While he was in the air that morning, I was organizing a cyber security event with Secureworks, McAfee and the FBI at The Omni Hotel in Atlanta – adjacent to CNN Center.  During our breakfast seminar, suddenly all of the FBI agents abruptly left our seminar as their pagers and cell phones went off with alerts as to what was unfolding in New York.  My CEO asked what is going on, why are they all leaving – we had no idea as to what was occurring, beyond someone said a plane hit the World Trade Center.

I made my way to CNN’s now crowded lobby only to see the North Tower of the World Trade Center on fire and confirming that a plane had hit it. I then realized that my husband, Robert was flying to DC, but did not know if he was traveling on Delta or United as the business trip was booked last minute. I called Delta and was on the phone with a customer service agent asking if Robert was in the air at that time and if she could see his plane on the radar.  I was explaining to her where I was and what I was watching.  Then the second plane hit the South Tower.  In a total panic and not sure if my eyes were playing tricks on me, I ask again if she can see the radar.   She calmly told me she did not have access to this information, as she did not work in the tower.  I thanked her for her help and started to obsessively call Robert’s cell phones.  At first my calls went into voicemail, but it changed – it rang and rang.  He was landing at this point and had begun checking voicemail messages on his phone and office.  After putting me in voicemail several times, he finally answered! I was so relieved to hear his voice, knowing he was not on either of the planes that had crashed into the towers.  Shortly after we hung up the phone, another plane crashed into the Pentagon.  Knowing he had just landed in DC, realizing he often stays near the Pentagon, I called again to check on Robert, his sister who lives in Roslyn, Virginia at the time and friends.  I wanted Robert to come home immediately from DC, but he refused and thought it was unsafe to immediately leave DC – based on reports on the radio – which all turned out to be false.  I was an obsessive caller that day, but grateful that I had my husband to call and would come home shortly.  He drove back on September 12 with several stranded coworkers from Atlanta that were in DC on business, just like he was that day.

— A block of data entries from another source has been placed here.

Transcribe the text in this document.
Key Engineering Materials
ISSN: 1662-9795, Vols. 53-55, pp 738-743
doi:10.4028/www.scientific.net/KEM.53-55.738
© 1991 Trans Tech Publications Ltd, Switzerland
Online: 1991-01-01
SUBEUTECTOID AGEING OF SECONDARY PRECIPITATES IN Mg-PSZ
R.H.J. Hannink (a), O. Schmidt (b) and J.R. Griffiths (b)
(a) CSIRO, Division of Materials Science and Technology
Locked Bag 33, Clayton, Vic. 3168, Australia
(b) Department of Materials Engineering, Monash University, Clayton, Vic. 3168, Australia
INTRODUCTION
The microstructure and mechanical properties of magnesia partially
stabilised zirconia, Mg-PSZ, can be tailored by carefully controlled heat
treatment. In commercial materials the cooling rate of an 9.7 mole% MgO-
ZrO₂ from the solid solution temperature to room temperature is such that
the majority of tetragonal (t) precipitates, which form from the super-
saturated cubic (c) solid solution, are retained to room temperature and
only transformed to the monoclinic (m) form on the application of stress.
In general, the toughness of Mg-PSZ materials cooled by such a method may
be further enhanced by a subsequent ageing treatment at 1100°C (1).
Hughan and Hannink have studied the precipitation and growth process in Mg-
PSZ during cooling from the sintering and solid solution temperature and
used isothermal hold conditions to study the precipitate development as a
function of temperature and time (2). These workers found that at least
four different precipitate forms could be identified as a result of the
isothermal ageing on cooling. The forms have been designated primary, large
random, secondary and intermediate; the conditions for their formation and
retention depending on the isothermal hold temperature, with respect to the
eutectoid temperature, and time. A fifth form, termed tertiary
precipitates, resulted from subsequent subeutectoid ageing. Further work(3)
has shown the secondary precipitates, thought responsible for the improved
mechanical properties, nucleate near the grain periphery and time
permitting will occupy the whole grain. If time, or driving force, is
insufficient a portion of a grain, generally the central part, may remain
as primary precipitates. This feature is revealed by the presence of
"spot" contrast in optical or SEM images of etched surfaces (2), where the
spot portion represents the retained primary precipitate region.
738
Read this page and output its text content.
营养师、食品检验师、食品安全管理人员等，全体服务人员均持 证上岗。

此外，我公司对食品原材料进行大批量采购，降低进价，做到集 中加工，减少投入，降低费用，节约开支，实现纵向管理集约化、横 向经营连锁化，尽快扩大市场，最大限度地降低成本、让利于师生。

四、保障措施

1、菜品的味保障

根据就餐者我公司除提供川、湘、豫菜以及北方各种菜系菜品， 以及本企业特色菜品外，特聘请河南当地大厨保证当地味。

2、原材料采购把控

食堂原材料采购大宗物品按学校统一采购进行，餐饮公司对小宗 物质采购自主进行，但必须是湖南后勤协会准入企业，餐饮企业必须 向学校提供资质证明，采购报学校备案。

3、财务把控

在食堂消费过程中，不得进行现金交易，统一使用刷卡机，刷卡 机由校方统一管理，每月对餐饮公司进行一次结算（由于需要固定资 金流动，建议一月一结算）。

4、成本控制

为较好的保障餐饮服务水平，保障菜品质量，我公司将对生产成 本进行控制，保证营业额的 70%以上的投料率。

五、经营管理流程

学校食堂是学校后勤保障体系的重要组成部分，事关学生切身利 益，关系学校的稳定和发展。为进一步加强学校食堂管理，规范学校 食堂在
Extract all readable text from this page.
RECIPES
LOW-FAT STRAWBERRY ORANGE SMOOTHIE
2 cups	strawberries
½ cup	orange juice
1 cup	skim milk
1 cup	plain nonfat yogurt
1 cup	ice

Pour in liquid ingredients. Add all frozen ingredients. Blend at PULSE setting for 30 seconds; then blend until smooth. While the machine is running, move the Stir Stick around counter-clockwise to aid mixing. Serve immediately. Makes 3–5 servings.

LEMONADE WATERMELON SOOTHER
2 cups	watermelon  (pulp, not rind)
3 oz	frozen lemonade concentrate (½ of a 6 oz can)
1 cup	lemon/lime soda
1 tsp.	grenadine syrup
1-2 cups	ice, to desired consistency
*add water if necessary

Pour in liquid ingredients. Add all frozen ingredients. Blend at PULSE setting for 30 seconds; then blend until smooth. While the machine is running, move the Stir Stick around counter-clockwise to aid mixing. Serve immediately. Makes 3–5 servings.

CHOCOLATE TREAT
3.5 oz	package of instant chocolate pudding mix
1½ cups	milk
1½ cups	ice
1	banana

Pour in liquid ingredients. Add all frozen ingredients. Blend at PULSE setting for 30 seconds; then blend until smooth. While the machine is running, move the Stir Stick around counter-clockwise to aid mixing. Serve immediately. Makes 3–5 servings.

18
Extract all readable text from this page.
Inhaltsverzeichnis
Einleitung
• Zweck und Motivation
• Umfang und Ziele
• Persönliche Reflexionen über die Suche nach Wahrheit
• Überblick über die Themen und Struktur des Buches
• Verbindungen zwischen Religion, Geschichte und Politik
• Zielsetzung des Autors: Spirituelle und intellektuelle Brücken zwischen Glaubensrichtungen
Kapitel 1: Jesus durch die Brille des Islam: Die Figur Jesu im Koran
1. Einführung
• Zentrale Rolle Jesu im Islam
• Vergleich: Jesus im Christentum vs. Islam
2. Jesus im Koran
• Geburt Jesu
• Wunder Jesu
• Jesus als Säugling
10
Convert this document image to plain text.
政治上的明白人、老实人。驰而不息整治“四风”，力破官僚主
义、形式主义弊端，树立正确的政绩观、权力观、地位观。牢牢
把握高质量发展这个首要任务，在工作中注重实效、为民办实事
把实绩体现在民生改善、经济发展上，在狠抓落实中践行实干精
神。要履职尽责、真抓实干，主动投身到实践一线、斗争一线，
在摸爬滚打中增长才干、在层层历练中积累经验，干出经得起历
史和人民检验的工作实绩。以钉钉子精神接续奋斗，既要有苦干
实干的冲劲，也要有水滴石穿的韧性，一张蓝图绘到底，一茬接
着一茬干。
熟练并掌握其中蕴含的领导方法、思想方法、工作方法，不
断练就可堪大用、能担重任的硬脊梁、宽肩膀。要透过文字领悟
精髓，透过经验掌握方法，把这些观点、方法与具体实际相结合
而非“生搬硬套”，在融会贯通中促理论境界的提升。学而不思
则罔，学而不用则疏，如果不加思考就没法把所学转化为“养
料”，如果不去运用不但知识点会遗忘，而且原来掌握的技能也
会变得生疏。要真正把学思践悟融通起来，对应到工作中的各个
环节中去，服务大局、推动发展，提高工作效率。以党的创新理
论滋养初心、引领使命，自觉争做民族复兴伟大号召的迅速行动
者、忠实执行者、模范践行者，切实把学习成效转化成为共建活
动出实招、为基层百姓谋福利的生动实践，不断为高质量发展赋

For all of us, September 11, 2001 is an inflection point one that had a life before the terrorist attacks and then an altered life after. Over 3,000 Americans were killed on that sunny early Fall morning when two hijacked airplanes crashed into the World Trade Center towers in New York City, another plane plowed into the Pentagon and a fourth plane was brought down into a Pennsylvania field by heroic passengers who were the first to fight back against terrorists.

Following the 9/11 Attacks, Americans were consumed by fear, grief, and outrage, they turned to our leaders for action. Congress and the White House answered with an unprecedented expansion of military, law enforcement and intelligence powers aimed at rooting out and stopping terrorists, at home and abroad.  When President George W. Bush addressed Congress and the nation on September 20, 2001, he made a case for a new kind of military response. It was not going to be a targeted air strike on a single training facility or weapons bunker, but rather a wide-ranging global “War on Terror”.

“Our war on terror begins with al Qaeda, but it does not end there,” said President Bush. “It will not end until every terrorist group of global reach has been found, stopped and defeated.”

American support for the “War on Terror” became mixed as the campaign continued for years in an effort to target multiple terrorist cells and rogue regimes across the world. Thousands of American troops were killed in the first two decades of the War on Terror.  Many more returned home with physical and psychological wounds. Yet the ever-present shadow of 9/11, kept U.S. troops on the ground in Afghanistan and elsewhere for nearly two decades.

The security measures put in place after 9/11 appear to have foiled or discouraged many ambitious plots by foreign agents on American soil. But in the process, the country has faced an “endless” War on Terror that has indelibly altered the fabric of American life.

The Trump administration devised a plan and reached an agreement with the Afghan Government and the Taliban to extract our Citizens, Military and those who supported our efforts in Operation Enduring Freedom.  Unfortunately, Trump lost the 2020 election to Biden.

The Biden administration didn’t follow any of the directives that had been established by the Trump Administration.  Biden’s policies of America Last has clearly been demonstrated by his administration’s failure to successfully leave in Afghanistan in a peaceful, orderly manner.

Instead, Biden pulled out the Military first, leaving behind hundreds if not thousands of American Citizens behind enemy lines and the Afghans that supported our missions who had been promised our help in getting out of the country when we left.  Biden told them all good luck – leaving hundreds of Americans behind and an unknown number of people we promised to get out – turning his back on his own citizens.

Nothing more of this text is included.